May 3, 1963: In Birmingham, Alabama, city authorities begin to deploy violent force against black protesters.
Fifty-five years ago today, in schools across Jefferson County, Alabama, thousands of students dropped their pencils, laced their shoes, and walked out of their classrooms. Some would march together ten miles, and all were headed for the county seat of Birmingham. For a month, a mass nonviolent campaign against segregation had been underway there, under the cooperative leadership of the local Alabama Christian Movement for Human Rights and the Southern Christian Leadership Conference.
Even among Southern cities, Birmingham was afflicted by a racism so stubborn on the systemic level, and so bitter and violent on the personal, that it was nicknamed ‘Bombingham,’ and it was described as “the most thoroughly segregated city in the United States” by Dr. King. Here there was no pretense of genteel Southern hierarchy. For a month black protestors had gathered at city hall, launched boycotts, organized lunch counter sit-ins, stood in the doorways of white churches. In the course of the demonstrations Martin Luther King, Jr. had been jailed for a week (during which he published his “Letter from a Birmingham Jail”).

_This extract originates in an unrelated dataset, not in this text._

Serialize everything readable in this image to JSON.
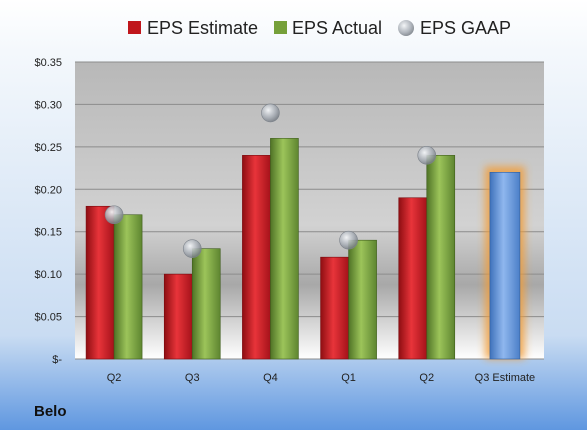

James Bevel, the SCLC’s direct action mastermind, came up with the idea to organize the children and students of Jefferson County. They came from elementary schools, high schools, and colleges. (The plan was later dubbed the ‘Children’s Crusade’ by Newsweek.) As the students arrived in Birmingham in the direction of City Hall, the hardline segregationist Commissioner of Public Safety, “Bull” Connor, directed police attack dogs, hoses, and mass arrests against the protesters.
The shocking images (people huddled on the ground and against buildings; snarling dogs; cruel water and crueler men) splashed onto the pages of Life and Time, and into the national discourse. The Life magazine spread, famously photographed by Alabama native Charles Moore, depicted the scene in terms at least as explicit as much of mainstream America outside the South had hitherto ever heard.
Its coverage struck a cynical tone: Connor was playing right into the hands of the organizers; a man having his pant leg ripped off by a police dog was “the attention-getting jack pot of… provocation” and a woman knocked down by a “hose blast… like a battering ram” had been struck in the act of “[taunting] the police.” Mobilizing children was low, nearly as low as sending grown men with clubs out to beat them. But people saw, and at least some listened.
On May 4, Burke Marshall, head of the Justice Department’s civil rights division, arrived in Birmingham. Between bad publicity for the city and bad economics for white business leaders, Marshall was sure that they would give a little. The next week, the City of Birmingham agreed to desegregate lunch counters and drinking fountains, and to hire some black employees.
Robert and John F. Kennedy entreated dialogue between the North and South, between black and white. Both publicly lauded Dr. King, but the attorney general also observed: “If King loses… worse leaders are going to take his place. Look at the Black Muslims.” If Americans were fed up with Dr. King’s campaigns and his boycotts and his nonviolence, they would not be able to imagine the alternative. Privately, Robert Kennedy was more critical of the campaign as a whole. “Many in the Negro leadership didn’t know what they were demonstrating about,” Kennedy remarked, and “none of the white community would get near… because they felt that they were being disorderly.” The violence in Birmingham had shocked both Kennedys. Both also feared what else might come - from the whites, but even more from black communities with little faith in white leaders. It seemed to Robert Kennedy that “the Negroes are all mad for no reason at all, and they want to fight.”
In September 1963, for no reason at all, a Ku Klux Klan bomb injured twenty-two churchgoers and killed four girls at the same 16th Street Baptist Church where the Children’s Crusade had gathered. In June 1963, President Kennedy called for legislation that eventually became the Civil Rights Act of 1964.